For all practical matters, alt-country began with Uncle Tupelo's album No Depression in 1990. Shortly thereafter, the magazine of the same name was published. and it seemed that every city had its own selection of alt-country acts, with St. Louis very much included.
Although none of the following bands were commercial blockbusters, all of them have made some incredible music by fusing country, folk, rock and punk, and the majority of them are still going strong.

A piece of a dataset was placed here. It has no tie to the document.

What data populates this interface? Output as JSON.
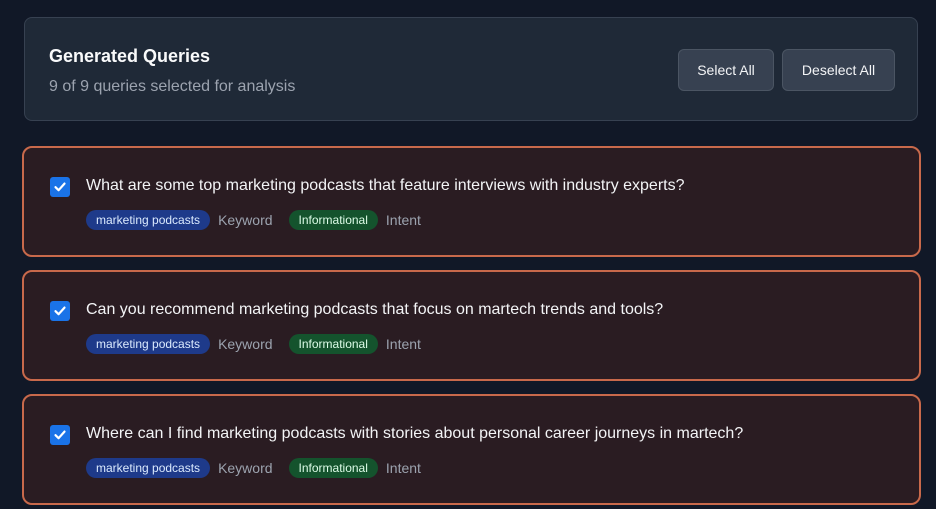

10. The Bottle Rockets Closely associated with Uncle Tupelo, the Bottle Rockets began life in 1992 as a balls-to-the-wall, extremely loud alt-country act, and these guys have never looked back. In fact, it's pretty hard to discern much difference in any of the band's ten albums (acoustic forays notwithstanding). However, when it worked, as it did on 1995's The Brooklyn Side, the results were bone-crunching and anthemic.
9. The Blood Oranges Led by one Mark Spencer (who now plays with Son Volt), the Blood Oranges is another band that deserved better recognition. Between 1990 and 1994 the band released three superb albums. The final one, The Crying Tree, is an alt-country gem waiting to be rediscovered. Bassist Cheri Knight has made a couple of solid solo efforts as well.
8. Old 97's A Dallas-Forth Worth institution, the Old 97's tried to part ways with alt-country after the release of the seminal Too Far to Care in 1997. After not making it to the mainstream, Rhett Miller and Murry Hammond steered the band back to the fold with 2004's Drag it Up. Impressively, the band seems to be back on track to making music better suited to honky-tonks than corporate shindigs.